Bhakti movement was mainly a Hindu religious movement led by the Shaivite and Vaishnava saints. Apparently, the Hindu religious leaders were worried about the increasing reputation of the Buddhists and the Jains. This led to the immoderate language and the determined systematic techniques implemented by the leaders of the Bhakti movement.
The Bhakti movement in the Tamil country was initiated by the 63 Nayanmars (Shaivite devotees) and the 12 Alvars (Vaishnavite devotees), who overlooked the asceticism preached by Buddhism and Jainism and rather advocated personal devotion to God for salvation.
Bhakti Movement and Spreading of Tamil Literature
The saints, which even included women, spoke and wrote in vernacular languages such as Tamil and Telugu. The saints traversed through out the country to preach the message of devotion and love among people, irrespective of caste, colour and creed. Since the 7th century the Nayanmars and Alvars of the Shaiva and Vaishnava sects of Hinduism went to numerous temples and sang about the magnificence of the presiding deities with the objective to speak for their respective sects in the Tamil land.

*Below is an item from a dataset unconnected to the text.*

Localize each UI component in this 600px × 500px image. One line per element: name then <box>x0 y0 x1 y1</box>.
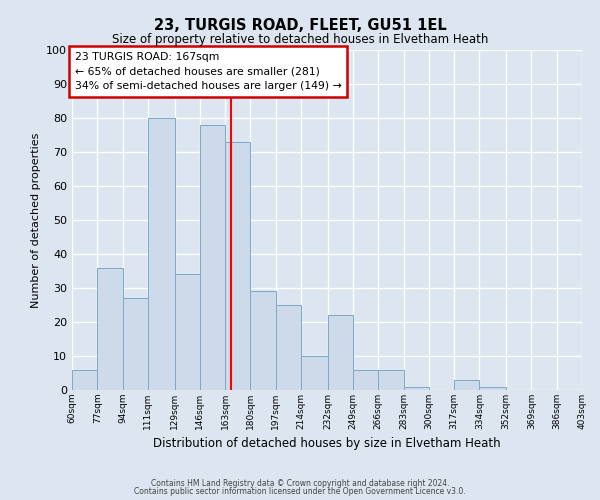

The Alvars and the Nayanmars used the fine arts such as poetry, music, dance and drama to propagate the Bhakti movement in the nation. The saints believed that family life and the performance of a vocation were not a restriction for the realisation of enlightenment. But they definitely stressed that the mind should be instilled with the spirit of God. Due to this realistic view, the Bhakti movement helped the various temples to evolve as centres of fine arts. The metrical compositions of the Alvars and the Nayanmars in Tamil also supported the Bhakti movement in gaining popularity.
Role of Songs in Bhakti Movement
The poignant devotional songs were utilised to confine the excessive influence of Jainism and Buddhism in India. Tamil literature and music played a significant role in this movement. The various saints composed many verses and songs praising Lord Shiva and Lord Vishnu. Saint Cuntarar believed Lord Shiva was the embodiment of the 7 ragas and the soul of music. Saint Tirunanacampantar promulgated Tamil through music. Saint Tirunavukkaracar is another renowned leader of the Bhakti movement who disseminated Tamil and music.
For the Shaivites the musical compositions of Tirumular and Karaikkal Ammaiyar indicated the initiation. In case of the Vaishnavites the fore-runners of Bhakti movement were Peyalvar, Puttatalvar and Poikaiyalvar. Some of the other renowned poet saints of the Bhakti movement include Tirunavukkaracar, Nanacampantar, Campantar, Cuntarar and many others.